Europe n° 1137-1138, Emily Dickinson, janvier-février 2024, 345 p, 22 €



Dickinson, « sacrée canaille ! »



« Emily Dickinson prenait soin de verrouiller la porte avec un clef imaginaire,
avant de se tourner vers elle – sa nièce Martha –
et de dire : « Matty, à nous la liberté » (raconté par Adrienne Rich)



Le numéro double de la courageuse revue Europe, couvrant janvier-février 2024, a pour sujet Emily Dickinson et propose de toutes nouvelles lectures et une image certainement plus juste que celle de la « poétesse demi-fêlée » (décrite ainsi par le critique littéraire Higginson, qui deviendra un ami proche) qui aura longtemps été son lot. On l’apercevait déjà depuis quelques temps, comme dans l’essai de Susan Howe, à la fois difficile, personnel et enthousiasmant, ou dans le N° du Matricule des anges qui lui étaient consacrés. Dickinson était en fait un jonc incassable, d’une grande force, sachant parfaitement ce dont elle ne voulait à aucun prix pour elle-même, à savoir aucun lien d’aucune sorte avec rien ni personne.

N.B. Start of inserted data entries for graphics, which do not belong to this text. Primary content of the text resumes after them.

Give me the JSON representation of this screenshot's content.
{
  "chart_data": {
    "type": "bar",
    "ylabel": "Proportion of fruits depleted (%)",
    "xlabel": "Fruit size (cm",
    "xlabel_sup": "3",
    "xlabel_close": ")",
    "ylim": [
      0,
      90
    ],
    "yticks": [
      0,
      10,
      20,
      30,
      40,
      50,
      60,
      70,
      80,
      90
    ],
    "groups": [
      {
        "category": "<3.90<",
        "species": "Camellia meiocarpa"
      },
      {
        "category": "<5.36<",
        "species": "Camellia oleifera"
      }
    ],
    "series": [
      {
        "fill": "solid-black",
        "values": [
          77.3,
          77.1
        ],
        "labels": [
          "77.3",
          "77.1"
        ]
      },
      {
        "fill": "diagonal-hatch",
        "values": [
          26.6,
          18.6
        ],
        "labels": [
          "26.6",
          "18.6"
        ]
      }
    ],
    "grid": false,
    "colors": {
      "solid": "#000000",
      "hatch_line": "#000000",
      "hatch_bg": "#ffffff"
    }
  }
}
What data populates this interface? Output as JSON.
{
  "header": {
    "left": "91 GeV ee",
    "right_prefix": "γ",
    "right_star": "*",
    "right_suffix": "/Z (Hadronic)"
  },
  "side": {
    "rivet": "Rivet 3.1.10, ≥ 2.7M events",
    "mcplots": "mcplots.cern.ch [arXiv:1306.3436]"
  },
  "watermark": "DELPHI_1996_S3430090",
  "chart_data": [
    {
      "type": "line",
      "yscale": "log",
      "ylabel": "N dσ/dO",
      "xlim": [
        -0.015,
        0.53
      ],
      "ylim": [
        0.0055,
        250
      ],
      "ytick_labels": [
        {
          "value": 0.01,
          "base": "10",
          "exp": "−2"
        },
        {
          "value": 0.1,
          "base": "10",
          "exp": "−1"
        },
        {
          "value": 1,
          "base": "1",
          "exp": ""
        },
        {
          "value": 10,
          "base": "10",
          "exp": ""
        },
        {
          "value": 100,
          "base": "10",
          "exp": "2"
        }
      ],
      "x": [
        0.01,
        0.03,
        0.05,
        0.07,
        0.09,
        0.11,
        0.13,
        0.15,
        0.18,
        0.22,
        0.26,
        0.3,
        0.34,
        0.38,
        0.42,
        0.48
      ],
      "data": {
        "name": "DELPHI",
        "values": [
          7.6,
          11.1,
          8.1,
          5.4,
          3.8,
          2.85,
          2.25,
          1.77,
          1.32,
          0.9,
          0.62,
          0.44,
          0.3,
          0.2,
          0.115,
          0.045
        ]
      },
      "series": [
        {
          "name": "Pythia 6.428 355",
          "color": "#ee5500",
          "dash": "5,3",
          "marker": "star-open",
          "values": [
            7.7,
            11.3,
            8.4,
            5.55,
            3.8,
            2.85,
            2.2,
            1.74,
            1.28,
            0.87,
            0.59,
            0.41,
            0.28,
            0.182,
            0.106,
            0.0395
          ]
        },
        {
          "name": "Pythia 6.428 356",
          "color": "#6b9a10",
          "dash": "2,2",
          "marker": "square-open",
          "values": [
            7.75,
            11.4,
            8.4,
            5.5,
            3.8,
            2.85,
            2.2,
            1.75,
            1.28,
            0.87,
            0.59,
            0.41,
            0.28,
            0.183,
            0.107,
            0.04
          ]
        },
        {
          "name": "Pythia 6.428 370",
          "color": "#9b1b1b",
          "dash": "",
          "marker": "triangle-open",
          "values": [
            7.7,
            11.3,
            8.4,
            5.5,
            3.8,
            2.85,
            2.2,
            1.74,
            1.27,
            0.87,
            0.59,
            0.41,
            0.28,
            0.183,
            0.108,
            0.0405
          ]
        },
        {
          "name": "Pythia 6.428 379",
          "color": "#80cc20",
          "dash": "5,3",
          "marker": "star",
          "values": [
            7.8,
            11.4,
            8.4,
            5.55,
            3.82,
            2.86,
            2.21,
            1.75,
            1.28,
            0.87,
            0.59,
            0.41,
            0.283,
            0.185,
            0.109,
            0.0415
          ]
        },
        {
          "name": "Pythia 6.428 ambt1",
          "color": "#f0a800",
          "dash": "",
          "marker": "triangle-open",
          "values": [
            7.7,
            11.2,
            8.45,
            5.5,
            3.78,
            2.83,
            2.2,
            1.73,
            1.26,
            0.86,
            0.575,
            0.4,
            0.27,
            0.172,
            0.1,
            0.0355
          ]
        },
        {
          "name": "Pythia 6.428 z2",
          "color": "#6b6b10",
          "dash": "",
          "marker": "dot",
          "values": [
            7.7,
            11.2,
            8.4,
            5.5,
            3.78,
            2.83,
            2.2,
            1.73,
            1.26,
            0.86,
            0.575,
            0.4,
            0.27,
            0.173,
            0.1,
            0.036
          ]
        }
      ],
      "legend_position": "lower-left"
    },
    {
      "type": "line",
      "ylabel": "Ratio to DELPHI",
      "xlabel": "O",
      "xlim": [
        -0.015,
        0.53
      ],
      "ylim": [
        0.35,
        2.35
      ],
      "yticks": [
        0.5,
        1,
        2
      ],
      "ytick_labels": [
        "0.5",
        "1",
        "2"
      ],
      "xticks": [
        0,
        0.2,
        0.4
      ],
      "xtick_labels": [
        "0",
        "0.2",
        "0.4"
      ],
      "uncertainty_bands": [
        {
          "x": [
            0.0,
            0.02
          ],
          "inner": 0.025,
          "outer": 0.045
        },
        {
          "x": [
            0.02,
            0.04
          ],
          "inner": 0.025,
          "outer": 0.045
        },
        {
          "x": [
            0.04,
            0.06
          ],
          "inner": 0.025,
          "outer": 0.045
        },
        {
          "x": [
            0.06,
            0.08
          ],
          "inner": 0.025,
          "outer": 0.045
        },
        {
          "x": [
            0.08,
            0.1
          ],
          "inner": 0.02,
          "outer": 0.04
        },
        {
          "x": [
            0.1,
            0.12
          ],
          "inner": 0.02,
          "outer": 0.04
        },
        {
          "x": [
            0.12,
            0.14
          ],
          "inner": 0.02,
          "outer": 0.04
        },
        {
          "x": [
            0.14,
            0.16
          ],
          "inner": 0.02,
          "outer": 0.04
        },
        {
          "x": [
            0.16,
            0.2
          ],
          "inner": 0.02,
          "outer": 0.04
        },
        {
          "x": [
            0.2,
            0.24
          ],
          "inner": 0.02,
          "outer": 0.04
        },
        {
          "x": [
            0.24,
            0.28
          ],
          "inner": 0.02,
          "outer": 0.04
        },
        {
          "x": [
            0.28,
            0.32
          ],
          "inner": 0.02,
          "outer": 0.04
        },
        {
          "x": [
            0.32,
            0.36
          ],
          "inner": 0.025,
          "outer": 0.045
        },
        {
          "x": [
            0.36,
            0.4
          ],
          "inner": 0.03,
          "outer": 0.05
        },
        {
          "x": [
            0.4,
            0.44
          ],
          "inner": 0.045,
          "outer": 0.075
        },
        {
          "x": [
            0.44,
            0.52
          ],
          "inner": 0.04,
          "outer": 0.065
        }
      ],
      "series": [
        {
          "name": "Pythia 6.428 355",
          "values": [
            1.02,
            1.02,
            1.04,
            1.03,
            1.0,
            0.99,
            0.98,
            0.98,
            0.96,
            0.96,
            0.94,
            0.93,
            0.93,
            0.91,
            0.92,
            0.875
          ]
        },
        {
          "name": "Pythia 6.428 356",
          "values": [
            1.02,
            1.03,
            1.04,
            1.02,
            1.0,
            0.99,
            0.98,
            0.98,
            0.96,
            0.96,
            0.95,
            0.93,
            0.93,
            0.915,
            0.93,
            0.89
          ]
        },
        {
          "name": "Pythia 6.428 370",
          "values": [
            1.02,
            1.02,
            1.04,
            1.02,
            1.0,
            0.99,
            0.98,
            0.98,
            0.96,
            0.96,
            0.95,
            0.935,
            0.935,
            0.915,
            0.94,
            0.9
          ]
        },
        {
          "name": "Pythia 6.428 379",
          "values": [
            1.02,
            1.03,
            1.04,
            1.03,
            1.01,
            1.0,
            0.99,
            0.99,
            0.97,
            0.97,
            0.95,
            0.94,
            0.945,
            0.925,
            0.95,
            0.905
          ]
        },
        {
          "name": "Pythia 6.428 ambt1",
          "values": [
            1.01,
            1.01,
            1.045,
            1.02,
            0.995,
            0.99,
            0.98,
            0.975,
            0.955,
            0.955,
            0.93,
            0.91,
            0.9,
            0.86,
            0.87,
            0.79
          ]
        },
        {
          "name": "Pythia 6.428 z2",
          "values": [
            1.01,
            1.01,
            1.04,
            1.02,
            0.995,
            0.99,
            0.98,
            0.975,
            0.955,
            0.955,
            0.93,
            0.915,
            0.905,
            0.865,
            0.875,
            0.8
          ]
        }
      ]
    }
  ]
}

La blanche Emily avec son lys blanc, sa robe pâle, son visage blême et son souffle court avait élaboré une technique imparable pour être tranquille. Un être aussi fragile, on ne l’approche pas ! Sans doute nombre de théories seraient intéressantes du point de vue de la psychanalyse quant à ce psychisme si particulier, si intériorisé, si hostile au toucher, au matériel. Un milieu protestant, une mère malade et distante, un père attentif mais écrasant furent pesants. La société d’Amherst qu’elle délaisse peu à peu, un poids de convenances. Sous le carcan, Emily s’évade. Elle veut encore bien faire le pain, la cuisine, s’occuper des fleurs, c’est tout. Dans sa chambre, elle écrit des lettres, par centaines, merveilleusement belles, tendres et passionnées, à son frère, à sa belle-sœur tendrement aimée, à ses amies, à ses neveux, et au fameux Maître… Elle n’aime pas rencontrer les êtres mais elle a beaucoup de liens affectifs importants avec eux. Elle écrit surtout des vers fulgurants de beauté, d’énigme, son souffle constamment prêt à couper le vers. Son écriture est petite, en lettres toutes séparées, on le lit sur la couverture du dernier recueil paru chez Unes, elles non plus ne se touchent pas.
Loin d’exploiter la poussière du sentimentalisme trop souvent de mise concernant Emily Dickinson, ce dossier d’Europe dirigé par Pierre Vinclair donne à découvrir un caractère fort, une inflexible volonté. Si comme il le dit, chacun a « son » rapport avec « son ED », il y a les différences mais aussi les lignes continues. Les contributions sont d’une grande qualité, par exemple le texte-lettre de François Heusbourg, un de ses éditeurs, qui souligne de façon si juste : « tu n’es pas recluse. Plutôt incluse entre les tirets du langage ». Ou l’article d’Edward Sapir paru en 1925 saluant l’absence totale d’ « imposture » chez Dickinson, aucune pose, rien. Il a également très bien senti quelque chose qui ne pouvait advenir que plus tard : la manière de lire Dickinson. En 1925 en effet il écrit « il n’est pas sûr que nous soyons aujourd’hui en mesure de lire sa poésie correctement », parce qu’elle-même n’était pas forcément précurseure mais « annonciatrice d’un esprit qui n’a pas encore réussi à se former ». Cet esprit prendra 150 ans peut-être à être formé et à pouvoir être identifié dans le travail des poètes, notamment américains, qui lui succèderont. Mais aujourd’hui on peut la lire à cet éclairage.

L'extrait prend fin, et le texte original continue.